Violences conjugales : une loi pour protéger
Par Laurence Cohen / 16 février 2023La proposition de loi créant une aide universelle d’urgence pour les victimes de violences conjugales que nous examinons aujourd’hui en nouvelle lecture, aura connu un parcours des plus tumultueux. Cette proposition de loi de notre collègue centriste Valérie Létard reprenait une proposition de loi déposée par ma collègue Michelle Gréaume en février 2021, je veux les en remercier.
Face aux nombreuses insuffisances de l’action publique en matière de lutte contre les violences conjugales, le gouvernement a déposé et fait adopter un amendement visant à réécrire intégralement l’article 1er.
Nous saluons le fait que plusieurs amendements GDR aient été adoptés pour encore enrichir le texte supprimer la condition que le gouvernement avait instauré sur la régularité au séjour et sur les difficultés financières immédiates. Une aide universelle se doit de l’être, même si elle est modulée en fonction des besoins.
Le fait que la présence d’enfants à charge ait été pris en compte et que cela soit l’Etat et non plus la CNAF qui gère ses dépenses de l’aide sont également des mesures positives.
L’introduction de l’article 1er TER qui prévoit une loi de programmation pluriannuelle de lutte contre les violences faites aux femmes, en ciblant l’accompagnement psychologique et social, l’hébergement, la formation est extrêmement importante.
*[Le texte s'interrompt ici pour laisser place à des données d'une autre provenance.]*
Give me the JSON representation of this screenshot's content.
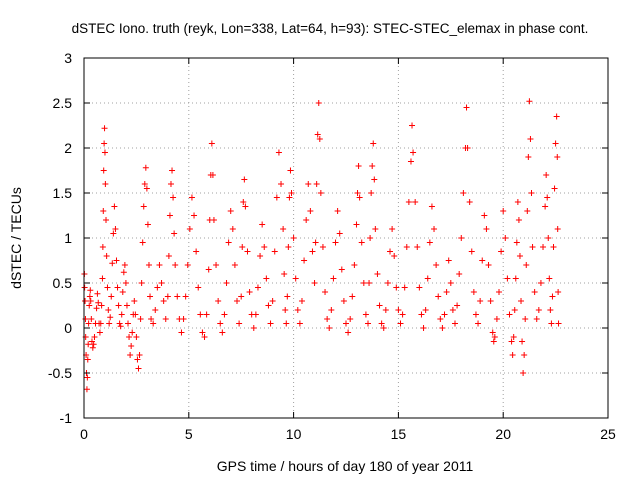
{
  "chart_data": {
    "type": "scatter",
    "title": "dSTEC Iono. truth (reyk, Lon=338, Lat=64, h=93): STEC-STEC_elemax in phase cont.",
    "xlabel": "GPS time / hours of day 180 of year 2011",
    "ylabel": "dSTEC  / TECUs",
    "xlim": [
      0,
      25
    ],
    "ylim": [
      -1,
      3
    ],
    "x_ticks": [
      "0",
      "5",
      "10",
      "15",
      "20",
      "25"
    ],
    "y_ticks": [
      "-1",
      "-0.5",
      "0",
      "0.5",
      "1",
      "1.5",
      "2",
      "2.5",
      "3"
    ],
    "grid": true,
    "marker": "+",
    "color": "#ff0000",
    "series": [
      {
        "points": [
          [
            0.02,
            0.6
          ],
          [
            0.03,
            0.45
          ],
          [
            0.05,
            0.3
          ],
          [
            0.07,
            0.1
          ],
          [
            0.08,
            -0.1
          ],
          [
            0.1,
            -0.3
          ],
          [
            0.12,
            -0.5
          ],
          [
            0.14,
            -0.68
          ],
          [
            0.16,
            -0.55
          ],
          [
            0.18,
            -0.35
          ],
          [
            0.2,
            -0.18
          ],
          [
            0.22,
            0.05
          ],
          [
            0.25,
            0.25
          ],
          [
            0.28,
            0.35
          ],
          [
            0.3,
            0.42
          ],
          [
            0.32,
            0.3
          ],
          [
            0.35,
            0.1
          ],
          [
            0.38,
            -0.15
          ],
          [
            0.42,
            -0.22
          ],
          [
            0.46,
            -0.18
          ],
          [
            0.5,
            -0.1
          ],
          [
            0.55,
            0.05
          ],
          [
            0.6,
            0.22
          ],
          [
            0.64,
            0.38
          ],
          [
            0.68,
            0.28
          ],
          [
            0.72,
            0.05
          ],
          [
            0.76,
            -0.05
          ],
          [
            0.8,
            0.05
          ],
          [
            0.84,
            0.25
          ],
          [
            0.88,
            0.55
          ],
          [
            0.9,
            0.9
          ],
          [
            0.92,
            1.3
          ],
          [
            0.94,
            1.75
          ],
          [
            0.96,
            2.05
          ],
          [
            0.98,
            2.22
          ],
          [
            1.0,
            1.95
          ],
          [
            1.02,
            1.6
          ],
          [
            1.05,
            1.2
          ],
          [
            1.08,
            0.8
          ],
          [
            1.12,
            0.45
          ],
          [
            1.16,
            0.2
          ],
          [
            1.2,
            0.05
          ],
          [
            1.25,
            0.12
          ],
          [
            1.3,
            0.35
          ],
          [
            1.35,
            0.72
          ],
          [
            1.4,
            1.05
          ],
          [
            1.45,
            1.35
          ],
          [
            1.5,
            1.1
          ],
          [
            1.55,
            0.75
          ],
          [
            1.6,
            0.45
          ],
          [
            1.65,
            0.25
          ],
          [
            1.7,
            0.05
          ],
          [
            1.75,
            0.02
          ],
          [
            1.8,
            0.15
          ],
          [
            1.85,
            0.4
          ],
          [
            1.9,
            0.62
          ],
          [
            1.95,
            0.7
          ],
          [
            2.0,
            0.5
          ],
          [
            2.05,
            0.25
          ],
          [
            2.1,
            0.05
          ],
          [
            2.15,
            -0.1
          ],
          [
            2.2,
            -0.3
          ],
          [
            2.25,
            -0.2
          ],
          [
            2.3,
            -0.05
          ],
          [
            2.35,
            0.15
          ],
          [
            2.4,
            0.3
          ],
          [
            2.45,
            0.15
          ],
          [
            2.5,
            -0.1
          ],
          [
            2.55,
            -0.35
          ],
          [
            2.6,
            -0.45
          ],
          [
            2.65,
            -0.3
          ],
          [
            2.7,
            0.1
          ],
          [
            2.75,
            0.5
          ],
          [
            2.8,
            0.95
          ],
          [
            2.85,
            1.35
          ],
          [
            2.9,
            1.6
          ],
          [
            2.95,
            1.78
          ],
          [
            3.0,
            1.55
          ],
          [
            3.05,
            1.15
          ],
          [
            3.1,
            0.7
          ],
          [
            3.15,
            0.35
          ],
          [
            3.2,
            0.1
          ],
          [
            3.3,
            0.05
          ],
          [
            3.4,
            0.2
          ],
          [
            3.5,
            0.45
          ],
          [
            3.6,
            0.7
          ],
          [
            3.7,
            0.5
          ],
          [
            3.8,
            0.3
          ],
          [
            3.9,
            0.1
          ],
          [
            4.0,
            0.35
          ],
          [
            4.05,
            0.8
          ],
          [
            4.1,
            1.25
          ],
          [
            4.15,
            1.6
          ],
          [
            4.2,
            1.75
          ],
          [
            4.25,
            1.45
          ],
          [
            4.3,
            1.05
          ],
          [
            4.35,
            0.7
          ],
          [
            4.45,
            0.35
          ],
          [
            4.55,
            0.1
          ],
          [
            4.65,
            -0.05
          ],
          [
            4.75,
            0.1
          ],
          [
            4.85,
            0.35
          ],
          [
            4.95,
            0.7
          ],
          [
            5.05,
            1.1
          ],
          [
            5.15,
            1.45
          ],
          [
            5.25,
            1.25
          ],
          [
            5.35,
            0.85
          ],
          [
            5.45,
            0.45
          ],
          [
            5.55,
            0.15
          ],
          [
            5.65,
            -0.05
          ],
          [
            5.75,
            -0.1
          ],
          [
            5.85,
            0.15
          ],
          [
            5.95,
            0.65
          ],
          [
            6.0,
            1.2
          ],
          [
            6.05,
            1.7
          ],
          [
            6.1,
            2.05
          ],
          [
            6.15,
            1.7
          ],
          [
            6.2,
            1.2
          ],
          [
            6.3,
            0.7
          ],
          [
            6.4,
            0.3
          ],
          [
            6.5,
            0.05
          ],
          [
            6.6,
            -0.05
          ],
          [
            6.7,
            0.15
          ],
          [
            6.8,
            0.5
          ],
          [
            6.9,
            0.95
          ],
          [
            7.0,
            1.3
          ],
          [
            7.1,
            1.1
          ],
          [
            7.2,
            0.7
          ],
          [
            7.3,
            0.3
          ],
          [
            7.4,
            0.05
          ],
          [
            7.5,
            0.35
          ],
          [
            7.55,
            0.9
          ],
          [
            7.6,
            1.4
          ],
          [
            7.65,
            1.65
          ],
          [
            7.7,
            1.35
          ],
          [
            7.8,
            0.85
          ],
          [
            7.9,
            0.4
          ],
          [
            8.0,
            0.15
          ],
          [
            8.1,
            0.0
          ],
          [
            8.2,
            0.15
          ],
          [
            8.3,
            0.45
          ],
          [
            8.4,
            0.8
          ],
          [
            8.5,
            1.15
          ],
          [
            8.6,
            0.9
          ],
          [
            8.7,
            0.55
          ],
          [
            8.8,
            0.25
          ],
          [
            8.9,
            0.05
          ],
          [
            9.0,
            0.3
          ],
          [
            9.1,
            0.85
          ],
          [
            9.2,
            1.45
          ],
          [
            9.3,
            1.95
          ],
          [
            9.4,
            1.6
          ],
          [
            9.5,
            1.1
          ],
          [
            9.55,
            0.6
          ],
          [
            9.6,
            0.2
          ],
          [
            9.65,
            0.05
          ],
          [
            9.7,
            0.35
          ],
          [
            9.75,
            0.9
          ],
          [
            9.8,
            1.45
          ],
          [
            9.85,
            1.75
          ],
          [
            9.9,
            1.5
          ],
          [
            10.0,
            1.0
          ],
          [
            10.1,
            0.55
          ],
          [
            10.2,
            0.2
          ],
          [
            10.3,
            0.05
          ],
          [
            10.4,
            0.3
          ],
          [
            10.5,
            0.75
          ],
          [
            10.6,
            1.2
          ],
          [
            10.7,
            1.6
          ],
          [
            10.8,
            1.3
          ],
          [
            10.9,
            0.85
          ],
          [
            11.0,
            0.5
          ],
          [
            11.05,
            0.95
          ],
          [
            11.1,
            1.6
          ],
          [
            11.15,
            2.15
          ],
          [
            11.2,
            2.5
          ],
          [
            11.25,
            2.1
          ],
          [
            11.3,
            1.5
          ],
          [
            11.4,
            0.9
          ],
          [
            11.5,
            0.4
          ],
          [
            11.6,
            0.1
          ],
          [
            11.7,
            0.0
          ],
          [
            11.8,
            0.2
          ],
          [
            11.9,
            0.55
          ],
          [
            12.0,
            0.95
          ],
          [
            12.1,
            1.3
          ],
          [
            12.2,
            1.05
          ],
          [
            12.3,
            0.65
          ],
          [
            12.4,
            0.3
          ],
          [
            12.5,
            0.05
          ],
          [
            12.6,
            -0.05
          ],
          [
            12.7,
            0.1
          ],
          [
            12.8,
            0.35
          ],
          [
            12.9,
            0.7
          ],
          [
            13.0,
            1.15
          ],
          [
            13.05,
            1.5
          ],
          [
            13.1,
            1.8
          ],
          [
            13.15,
            1.45
          ],
          [
            13.25,
            0.95
          ],
          [
            13.35,
            0.5
          ],
          [
            13.45,
            0.15
          ],
          [
            13.55,
            0.05
          ],
          [
            13.6,
            0.5
          ],
          [
            13.65,
            1.0
          ],
          [
            13.7,
            1.5
          ],
          [
            13.75,
            1.8
          ],
          [
            13.8,
            2.05
          ],
          [
            13.85,
            1.65
          ],
          [
            13.9,
            1.1
          ],
          [
            14.0,
            0.6
          ],
          [
            14.1,
            0.25
          ],
          [
            14.2,
            0.05
          ],
          [
            14.3,
            0.0
          ],
          [
            14.4,
            0.2
          ],
          [
            14.5,
            0.5
          ],
          [
            14.6,
            0.85
          ],
          [
            14.7,
            1.1
          ],
          [
            14.8,
            0.8
          ],
          [
            14.9,
            0.45
          ],
          [
            15.0,
            0.2
          ],
          [
            15.1,
            0.05
          ],
          [
            15.2,
            0.15
          ],
          [
            15.3,
            0.45
          ],
          [
            15.4,
            0.9
          ],
          [
            15.5,
            1.4
          ],
          [
            15.6,
            1.85
          ],
          [
            15.65,
            2.25
          ],
          [
            15.7,
            1.95
          ],
          [
            15.8,
            1.4
          ],
          [
            15.9,
            0.9
          ],
          [
            16.0,
            0.45
          ],
          [
            16.1,
            0.15
          ],
          [
            16.2,
            0.0
          ],
          [
            16.3,
            0.2
          ],
          [
            16.4,
            0.55
          ],
          [
            16.5,
            0.95
          ],
          [
            16.6,
            1.35
          ],
          [
            16.7,
            1.1
          ],
          [
            16.8,
            0.7
          ],
          [
            16.9,
            0.35
          ],
          [
            17.0,
            0.1
          ],
          [
            17.1,
            0.0
          ],
          [
            17.2,
            0.15
          ],
          [
            17.3,
            0.4
          ],
          [
            17.4,
            0.75
          ],
          [
            17.5,
            0.5
          ],
          [
            17.6,
            0.2
          ],
          [
            17.7,
            0.05
          ],
          [
            17.8,
            0.25
          ],
          [
            17.9,
            0.6
          ],
          [
            18.0,
            1.0
          ],
          [
            18.1,
            1.5
          ],
          [
            18.2,
            2.0
          ],
          [
            18.25,
            2.45
          ],
          [
            18.3,
            2.0
          ],
          [
            18.4,
            1.4
          ],
          [
            18.5,
            0.85
          ],
          [
            18.6,
            0.4
          ],
          [
            18.7,
            0.15
          ],
          [
            18.8,
            0.05
          ],
          [
            18.9,
            0.3
          ],
          [
            19.0,
            0.75
          ],
          [
            19.1,
            1.25
          ],
          [
            19.2,
            1.1
          ],
          [
            19.3,
            0.7
          ],
          [
            19.4,
            0.3
          ],
          [
            19.5,
            -0.05
          ],
          [
            19.55,
            -0.15
          ],
          [
            19.6,
            -0.1
          ],
          [
            19.7,
            0.1
          ],
          [
            19.8,
            0.4
          ],
          [
            19.9,
            0.85
          ],
          [
            20.0,
            1.3
          ],
          [
            20.1,
            1.0
          ],
          [
            20.2,
            0.55
          ],
          [
            20.3,
            0.15
          ],
          [
            20.4,
            -0.15
          ],
          [
            20.45,
            -0.3
          ],
          [
            20.5,
            -0.1
          ],
          [
            20.55,
            0.2
          ],
          [
            20.6,
            0.55
          ],
          [
            20.65,
            0.95
          ],
          [
            20.7,
            1.4
          ],
          [
            20.75,
            1.2
          ],
          [
            20.8,
            0.8
          ],
          [
            20.85,
            0.3
          ],
          [
            20.9,
            -0.15
          ],
          [
            20.95,
            -0.5
          ],
          [
            21.0,
            -0.3
          ],
          [
            21.05,
            0.1
          ],
          [
            21.1,
            0.7
          ],
          [
            21.15,
            1.3
          ],
          [
            21.2,
            1.9
          ],
          [
            21.25,
            2.52
          ],
          [
            21.3,
            2.1
          ],
          [
            21.35,
            1.5
          ],
          [
            21.4,
            0.9
          ],
          [
            21.5,
            0.4
          ],
          [
            21.6,
            0.1
          ],
          [
            21.7,
            0.2
          ],
          [
            21.8,
            0.5
          ],
          [
            21.9,
            0.9
          ],
          [
            22.0,
            1.35
          ],
          [
            22.05,
            1.7
          ],
          [
            22.1,
            1.45
          ],
          [
            22.15,
            1.0
          ],
          [
            22.2,
            0.55
          ],
          [
            22.25,
            0.2
          ],
          [
            22.3,
            0.05
          ],
          [
            22.35,
            0.35
          ],
          [
            22.4,
            0.9
          ],
          [
            22.45,
            1.55
          ],
          [
            22.5,
            2.05
          ],
          [
            22.55,
            2.35
          ],
          [
            22.58,
            1.9
          ],
          [
            22.6,
            1.1
          ],
          [
            22.62,
            0.4
          ],
          [
            22.64,
            0.05
          ]
        ]
      }
    ]
  }
}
Madame la Ministre, même sans caractère normatif, pouvez-vous nous confirmer que cette loi verra le jour avec les moyens nécessaires, que cela soit pour le 3919 comme cela est prévu, comme pour les autres associations qui nous alertent.
Les groupes LR et centristes ont également enrichi cette PPL. Et si j’ajoute enfin, que plusieurs amendements du groupe socialiste ont complété le texte en précisant notamment que l’accord de la victime était nécessaire avant l’information du président du conseil départemental, vous aurez là un texte largement transpartisan.
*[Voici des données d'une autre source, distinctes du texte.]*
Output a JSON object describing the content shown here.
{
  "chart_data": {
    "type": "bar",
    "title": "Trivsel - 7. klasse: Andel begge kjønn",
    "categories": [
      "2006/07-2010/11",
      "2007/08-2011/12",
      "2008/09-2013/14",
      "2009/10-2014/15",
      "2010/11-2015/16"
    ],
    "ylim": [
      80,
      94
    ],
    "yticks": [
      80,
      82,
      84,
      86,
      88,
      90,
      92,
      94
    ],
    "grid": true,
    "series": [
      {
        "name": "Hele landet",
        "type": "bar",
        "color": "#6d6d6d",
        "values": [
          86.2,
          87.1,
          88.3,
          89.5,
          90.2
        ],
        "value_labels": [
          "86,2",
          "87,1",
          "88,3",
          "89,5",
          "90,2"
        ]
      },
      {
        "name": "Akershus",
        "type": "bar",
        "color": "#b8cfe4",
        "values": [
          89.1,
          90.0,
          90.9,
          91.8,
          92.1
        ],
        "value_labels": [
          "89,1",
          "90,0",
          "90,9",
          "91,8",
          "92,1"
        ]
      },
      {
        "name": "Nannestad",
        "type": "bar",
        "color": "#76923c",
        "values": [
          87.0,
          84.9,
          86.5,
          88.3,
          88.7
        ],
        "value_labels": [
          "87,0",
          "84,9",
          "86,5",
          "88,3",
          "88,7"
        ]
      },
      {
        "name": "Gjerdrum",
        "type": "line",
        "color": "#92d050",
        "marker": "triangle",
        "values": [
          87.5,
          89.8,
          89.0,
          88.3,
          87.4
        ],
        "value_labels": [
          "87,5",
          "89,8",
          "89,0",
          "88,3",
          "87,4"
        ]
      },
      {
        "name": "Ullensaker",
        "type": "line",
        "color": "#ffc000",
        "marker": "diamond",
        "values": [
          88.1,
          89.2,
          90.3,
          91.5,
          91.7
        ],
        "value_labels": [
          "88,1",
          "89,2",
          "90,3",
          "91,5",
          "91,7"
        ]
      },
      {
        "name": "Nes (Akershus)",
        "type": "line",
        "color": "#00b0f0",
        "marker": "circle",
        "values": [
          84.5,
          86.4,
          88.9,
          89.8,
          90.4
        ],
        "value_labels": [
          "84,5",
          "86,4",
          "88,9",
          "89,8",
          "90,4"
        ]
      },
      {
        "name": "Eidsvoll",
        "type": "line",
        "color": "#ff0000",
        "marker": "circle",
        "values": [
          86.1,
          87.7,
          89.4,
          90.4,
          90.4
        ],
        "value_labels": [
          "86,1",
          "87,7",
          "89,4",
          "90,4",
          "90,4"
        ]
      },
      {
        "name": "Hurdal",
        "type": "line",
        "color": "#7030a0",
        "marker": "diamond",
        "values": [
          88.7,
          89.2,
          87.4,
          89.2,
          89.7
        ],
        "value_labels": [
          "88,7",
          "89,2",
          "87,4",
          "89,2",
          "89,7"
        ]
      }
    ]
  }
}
Cette construction partagée s’explique en grande partie par la progression des violences conjugales dans notre pays.
Selon l’Observatoire national des violences faites aux femmes, 213 000 femmes ont été victimes de violences physiques et sexuelles commises par leur partenaire ou ex-partenaire en 2019.
Selon le bilan du ministère de l’intérieur paru cet été, le nombre de féminicides a augmenté de 20% en 2021 par rapport à l’année précédente : 122 de nos sœurs, nos mères, nos cousines, nos voisines, nos filles sont décédées sous les coups d’un conjoint ou ex-conjoint, contre 102 en 2020.
Par conséquent il est indispensable d’accompagner les femmes qui sont majoritairement les victimes de violences conjugales à sortir de l’emprise morale et économique exercée par le conjoint.
L’instauration d’une aide financière d’urgence aux victimes permettra d’encourager cette démarche de départ salvatrice.
Nous ne pouvons que regretter que la grande cause du quinquennat d’Emmanuel Macron ne bénéficie pas des 2 milliards d’euros demandés par les associations féministes, afin d’engager une véritable lutte efficace contre les violences, en agissant sur l’éducation et la prévention plutôt que d’attendre l’apparition des comportements violents.
Et je profite pour insister sur un fait important : si nous voulons débarrasser la société de ce fléau, je vous invite madame la ministre à mettre à l’ordre du jour une loi cadre en vous appuyant sur celle faite par les associations féministes et notamment le CNDF. C’est mon souhait et je crois qu’il est partagé.
En conclusion, cette proposition de loi est un premier pas pour accompagner les victimes de violences conjugales qui nécessite des moyens financiers de l’Etat.
En attendant, les sénatrices et sénateurs du groupe Communiste Républicain Citoyen et Ecologiste voteront favorablement ce texte, en espérant une adoption conforme pour une entrée en vigueur le plus vite possible.